# Drafting Etiquette



## Banks246 (Jul 3, 2011)

The other day I was riding in the Park before a softball game. As I was making my way north about a mile from the downhill at 110th St, there was a guy going at a good clip. As he passed me I fell in line behind him and stayed on his wheel until we got to the downhill. He looked back and knew I was there.

Is what I did acceptable? Or should I somehow make sure he is okay with it? I was very conscience of making sure that when it got a little congested to make sure I have enough braking distance.

Thanx!


----------



## tlg (May 11, 2011)

Banks246 said:


> Is what I did acceptable?


No. What if he decided to make a quick stop for no apparent reason and you rear ended him?


----------



## Banks246 (Jul 3, 2011)

As I mentioned in my OP, he knew I was behind him. I just didn't know if he was OK with it or not.
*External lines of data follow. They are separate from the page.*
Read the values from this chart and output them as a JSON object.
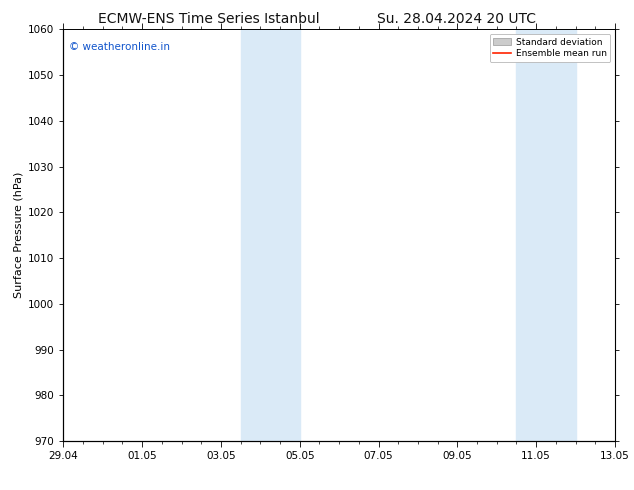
{
  "title_left": "ECMW-ENS Time Series Istanbul",
  "title_right": "Su. 28.04.2024 20 UTC",
  "ylabel": "Surface Pressure (hPa)",
  "ylim": [
    970,
    1060
  ],
  "yticks": [
    970,
    980,
    990,
    1000,
    1010,
    1020,
    1030,
    1040,
    1050,
    1060
  ],
  "xtick_labels": [
    "29.04",
    "01.05",
    "03.05",
    "05.05",
    "07.05",
    "09.05",
    "11.05",
    "13.05"
  ],
  "xtick_positions": [
    0,
    2,
    4,
    6,
    8,
    10,
    12,
    14
  ],
  "x_min": 0,
  "x_max": 14,
  "shaded_bands": [
    {
      "x_start": 4.5,
      "x_end": 6.0
    },
    {
      "x_start": 11.5,
      "x_end": 13.0
    }
  ],
  "shaded_color": "#daeaf7",
  "watermark_text": "© weatheronline.in",
  "watermark_color": "#1155cc",
  "legend_std_label": "Standard deviation",
  "legend_mean_label": "Ensemble mean run",
  "legend_std_color": "#cccccc",
  "legend_mean_color": "#ff2200",
  "background_color": "#ffffff",
  "title_fontsize": 10,
  "ylabel_fontsize": 8,
  "tick_fontsize": 7.5
}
I would not want to put him in the position of having to angrily tell me not to do that.  I guess to re-word my OP is to ask "how do i properly draft behind someone when we do not know each other?" If the answer is "you don't" then that's that!


----------



## AlanE (Jan 22, 2002)

Ask if it's OK - say something like "Do you mind if I sit in?"
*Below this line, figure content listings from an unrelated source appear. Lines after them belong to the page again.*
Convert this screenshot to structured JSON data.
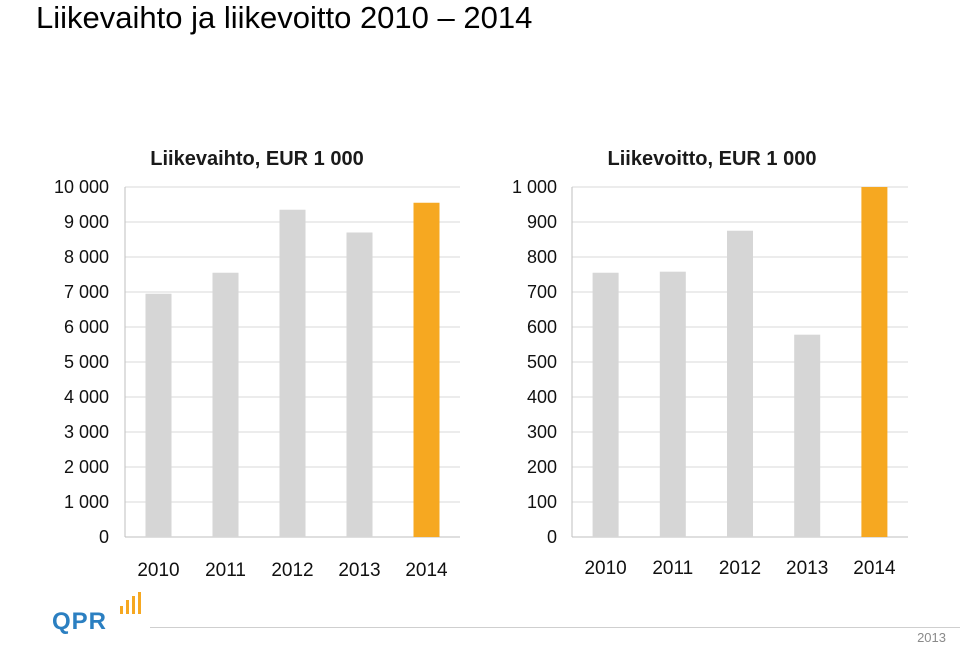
{
  "slide": {
    "title": "Liikevaihto ja liikevoitto 2010 – 2014",
    "footer_year": "2013",
    "logo_text": "QPR"
  },
  "colors": {
    "bar": "#d6d6d6",
    "highlight": "#f6a821",
    "logo": "#2b7fc1"
  },
  "chart_data": [
    {
      "type": "bar",
      "title": "Liikevaihto, EUR 1 000",
      "categories": [
        "2010",
        "2011",
        "2012",
        "2013",
        "2014"
      ],
      "values": [
        6950,
        7550,
        9350,
        8700,
        9550
      ],
      "highlight_index": 4,
      "ylim": [
        0,
        10000
      ],
      "yticks": [
        0,
        1000,
        2000,
        3000,
        4000,
        5000,
        6000,
        7000,
        8000,
        9000,
        10000
      ],
      "ytick_labels": [
        "0",
        "1 000",
        "2 000",
        "3 000",
        "4 000",
        "5 000",
        "6 000",
        "7 000",
        "8 000",
        "9 000",
        "10 000"
      ],
      "grid": true,
      "xlabel": "",
      "ylabel": ""
    },
    {
      "type": "bar",
      "title": "Liikevoitto, EUR 1 000",
      "categories": [
        "2010",
        "2011",
        "2012",
        "2013",
        "2014"
      ],
      "values": [
        755,
        758,
        875,
        578,
        1000
      ],
      "highlight_index": 4,
      "ylim": [
        0,
        1000
      ],
      "yticks": [
        0,
        100,
        200,
        300,
        400,
        500,
        600,
        700,
        800,
        900,
        1000
      ],
      "ytick_labels": [
        "0",
        "100",
        "200",
        "300",
        "400",
        "500",
        "600",
        "700",
        "800",
        "900",
        "1 000"
      ],
      "grid": true,
      "xlabel": "",
      "ylabel": ""
    }
  ]
}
If he says OK, be sure to take your share of the pulls.


----------



## bikerjohn64 (Feb 9, 2012)

If I decide to join (draft in) someone's draft; I usually just ask "mind if I catch a ride" and go from there. 
Chances are they may not mind as long as they are not training or want solitude. 
Never hurts to ask. You can even offer to "pull" if it's at a speed you are able to maintain. 
Always thank them when you jump off.


----------



## bikerjohn64 (Feb 9, 2012)

AlanE said:


> Ask if it's OK - say something like "Do you mind if I sit in?"
> 
> If he says OK, be sure to take your share of the pulls.


You and I must have been typing at the same time. LOL!


----------



## Oxtox (Aug 16, 2006)

I usually initiate drafting with, "I'm on your six...pick it up."


----------



## ZoSoSwiM (Mar 7, 2008)

Don't assume anyone wants you on their wheel.. they might suddenly stop or turn or accelerate. Ask first..


----------



## bikerjohn64 (Feb 9, 2012)

Oxtox said:


> I usually initiate drafting with, "I'm on your six...pick it up."
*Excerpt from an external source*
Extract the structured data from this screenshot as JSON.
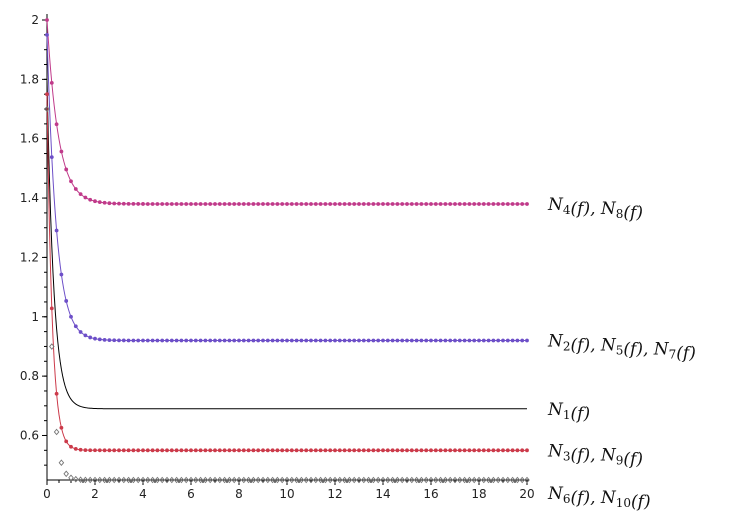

You are joking right? If not; perhaps you should be pulling.


----------



## dnmoss (Jun 27, 2008)

I'd always ask first...but more importantly, as a matter of practice, I won't draft or let somebody else draft me unless I know them

Even if he knows you are there, you don't know if they will lead/follow safely. Will they swerve around an obstacle at the last second? Will they brake for no apparent reason? And if you're leading, there's no guarantee they are paying attention...

I'm there to do my own ride, not somebody else's -- and if I want to practice drafting, pace lining or riding in a pack, I'm going to do it with folks I know and trust -- not some random (even if they look totally Euro Pro)


----------



## Bluffplace (Jul 30, 2008)

I was 9W on Sunday. A women started drafting right after I passed strictly bikes. I slowed down thinking we could pace line. Gave a little signal with my hand to pass me. Nothing. I finally pulled off to the side. A few minutes later, I jumped back on the bike.


----------



## Matador-IV (Aug 2, 2010)

Why did you draft him?

If you were NOT racing.....then you cheated yourself out of a good work out.

Don't draft strangers.


----------



## bousson (Apr 10, 2003)

Always let the other cyclist know you are there by asking. I cannot remember someone turning me down. Plus, it eliminates any confusion down the road.


----------